The stands on the north side of TD Place at Lansdowne Park and the arena below were built in the 1960s. (Kate Porter / CBC)

“Overestimated” OSEG contribution

Another discrepancy relates to the additional funds of over $ 100 million that OSEG owners have injected into Lansdowne, and on which they accumulate 8% interest each year.

The city has no direct role in approving these additional contributions from OSEG, the auditors noted. This matters because in the “cascading” order of financial priorities, OSEG owners are paid before the city receives a return on its investment.

Auditors also found that the amount of homeowners’ contribution was “overestimated” by $ 6.5 million after OSEG and the city settled a dispute over corrosion of steel in the Plaza’s roof.

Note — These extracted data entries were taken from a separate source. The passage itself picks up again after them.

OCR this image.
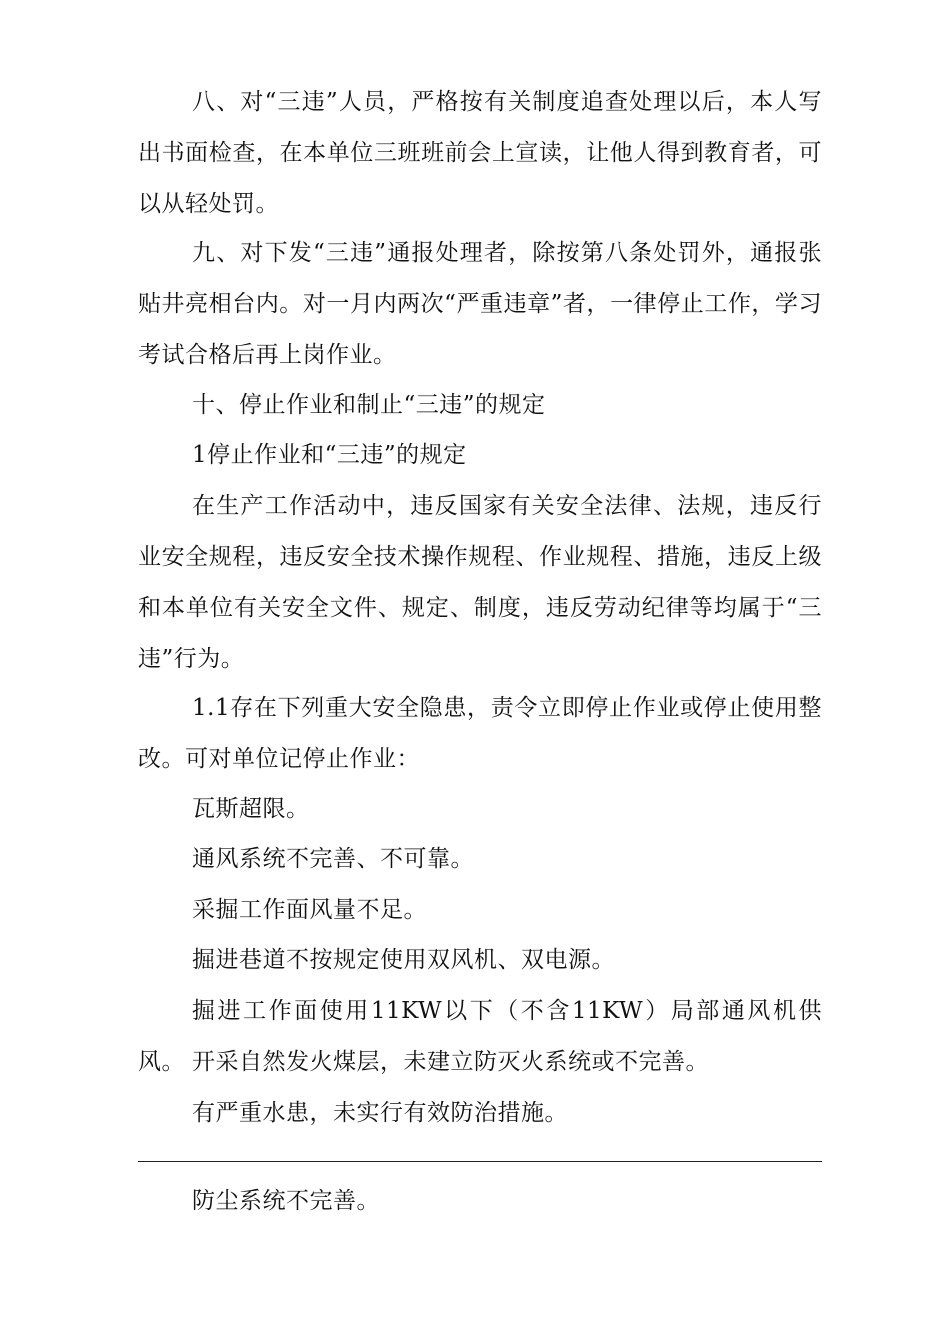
八、对“三违”人员，严格按有关制度追查处理以后，本人写出书面检查，在本单位三班班前会上宣读，让他人得到教育者，可以从轻处罚。

九、对下发“三违”通报处理者，除按第八条处罚外，通报张贴井亮相台内。对一月内两次“严重违章”者，一律停止工作，学习考试合格后再上岗作业。

十、停止作业和制止“三违”的规定

1停止作业和“三违”的规定

在生产工作活动中，违反国家有关安全法律、法规，违反行业安全规程，违反安全技术操作规程、作业规程、措施，违反上级和本单位有关安全文件、规定、制度，违反劳动纪律等均属于“三违”行为。

1.1存在下列重大安全隐患，责令立即停止作业或停止使用整改。可对单位记停止作业：

瓦斯超限。

通风系统不完善、不可靠。

采掘工作面风量不足。

掘进巷道不按规定使用双风机、双电源。

掘进工作面使用11KW以下（不含11KW）局部通风机供风。 开采自然发火煤层，未建立防灭火系统或不完善。

有严重水患，未实行有效防治措施。

防尘系统不完善。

TD. This could result in an additional $ 14 million in interest accruing over the life of the transaction.

Auditors and finance staff disagreed on whether this was an accounting error, and Auditor General Ken Hughes stressed that there was no “bad faith From OSEG.

City leaders accepted all 11 recommendations, but city manager Steve Kanellakos said he felt staff had “strict oversight over what’s going on with the stunt.”

He also said staff still strongly recommend that city council extend the Lansdowne deal to 2054 and allow OSEG access to a contingency fund to help the group cope with the pandemic’s blow to its residents. retail and sports teams.

Originally, the audit was supposed to go immediately to full city council on Wednesday, the same day council was due to vote on this revised deal with OSEG. Mayor Jim Watson is now expected to delay the two until council meets on December 9.